You’re scrolling through your Facebook newsfeed when you notice a post that doesn’t seem right. Why would your grandmother be posting a link to a video of someone doing something offensive? Or maybe a friend has tagged you in a post claiming to have great deals on designer sunglasses.
Most of us are Facebook savvy enough by now to recognize these posts as viruses. And usually, someone will notify the poster that their account has been compromised, followed by the victim posting an apology or explanation for the inappropriate posting. Usually, the situation’s resolved in a matter of minutes and everyone goes about their day.
Yet situations like this usually beg the question “How did this happen? How is it possible for posts to appear as if they come from me when I had nothing to do with them?”
The answer is tag-jacking, and it’s a common — and dangerous — form of cybercrime.
Tag-jacking spreads in the same way that most viruses do: First, one of your Facebook friends downloads a rogue app, usually from a link on someone else’s page. Usually rogue apps promise to do something not currently available on Facebook, such as see who has viewed your profile or unfriended you, claim to be an entry for a prize drawing or simply purport to be something shocking or controversial, thereby relying on social engineering and natural human curiosity to get people to click the link.
Clicking the link and downloading the app doesn’t tell you who was no longer interested in seeing pictures of your cat, though — it installs malware designed to steal your information and your friends’ information. Once the app installs, it posts links on your wall, and then tags everyone on your friends list in the photo to entice them to look. As soon as someone does click on the link and install the app, the cycle continues, as the app now posts to their wall and tags their friends — and the virus spreads.
Protecting your Facebook profile from tag-jacking is actually simple to do.
The first step is to install robust antivirus protection. While it may not be able to keep a rogue app from posting to your social media accounts, it will block the malware from installing on your machine. It will also inform you if a download, such as those you get when you click on links in tag-jacking bait, is harmful so you can block it and let others know.
Second, you can prevent your profile from being tag-jacked by customizing your privacy settings under the “Timeline and Tagging” tab. If you don’t want anyone to see any photos or posts you’re tagged in, change the setting for “Who can see posts you’ve been tagged in on your timeline?” to “Only Me.” This way, you can see (and remove) everything that you’ve been tagged in.

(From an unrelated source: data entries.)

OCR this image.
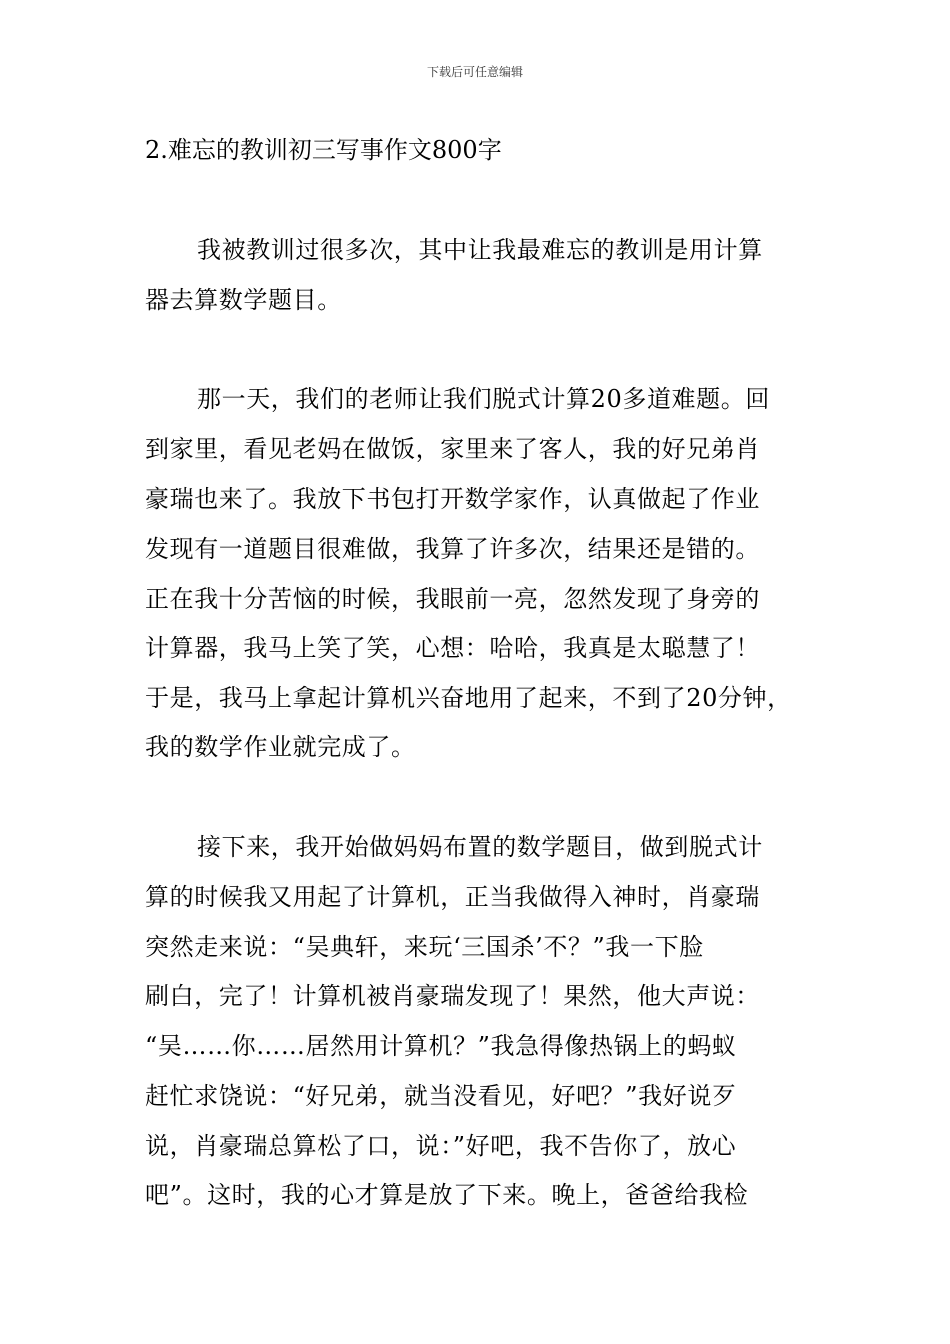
下载后可任意编辑
2.难忘的教训初三写事作文800字
我被教训过很多次，其中让我最难忘的教训是用计算
器去算数学题目。
那一天，我们的老师让我们脱式计算20多道难题。回
到家里，看见老妈在做饭，家里来了客人，我的好兄弟肖
豪瑞也来了。我放下书包打开数学家作，认真做起了作业
发现有一道题目很难做，我算了许多次，结果还是错的。
正在我十分苦恼的时候，我眼前一亮，忽然发现了身旁的
计算器，我马上笑了笑，心想：哈哈，我真是太聪慧了！
于是，我马上拿起计算机兴奋地用了起来，不到了20分钟，
我的数学作业就完成了。
接下来，我开始做妈妈布置的数学题目，做到脱式计
算的时候我又用起了计算机，正当我做得入神时，肖豪瑞
突然走来说：“吴典轩，来玩‘三国杀’不？”我一下脸
刷白，完了！计算机被肖豪瑞发现了！果然，他大声说：
“吴……你……居然用计算机？”我急得像热锅上的蚂蚁
赶忙求饶说：“好兄弟，就当没看见，好吧？”我好说歹
说，肖豪瑞总算松了口，说：”好吧，我不告你了，放心
吧”。这时，我的心才算是放了下来。晚上，爸爸给我检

You can also control what posts to your timeline by enabling the option to approve posts in which you are tagged before they appear on your timeline. The drawback to this approach is that you can only approve or block posts from appearing on your timeline, and not from newsfeeds or search. That means that if you have mutual friends with the person who tagged you, they will still see the offending post.
Finally, your best bet is to click carefully. If something looks odd, or too good to be true, don’t click it, and let the poster know that it appeared on your feed and that you have reported it to Facebook. Another trick is to do your own research: If the post is a video, try searching YouTube for it by title. If it’s a scam, it won’t be there.
Help! I Have Been Tag-Jacked!
So you made a mistake and couldn’t resist clicking on a tempting link — and now you’re tag-jacking all of your friends.
The first step is to remove the offending post from your timeline, and notify your friends that it was malware. Then, go into your Facebook app settings and remove the offending app (it should be easy to find). That should take care of the tag-jacking. Don’t forget to report the original post to Facebook! Finally, run a virus scan on your machine to ensure that nothing sneaked in under the radar. In most cases, your antivirus will have blocked the malware and you have nothing more to worry about.
With millions of people using Facebook every day — and the reams of personal information shared on the site — it’s no wonder that scammers and hackers are trying to figure out ways to use if for nefarious purposes. Protect yourself by knowing how they work, and how to block them.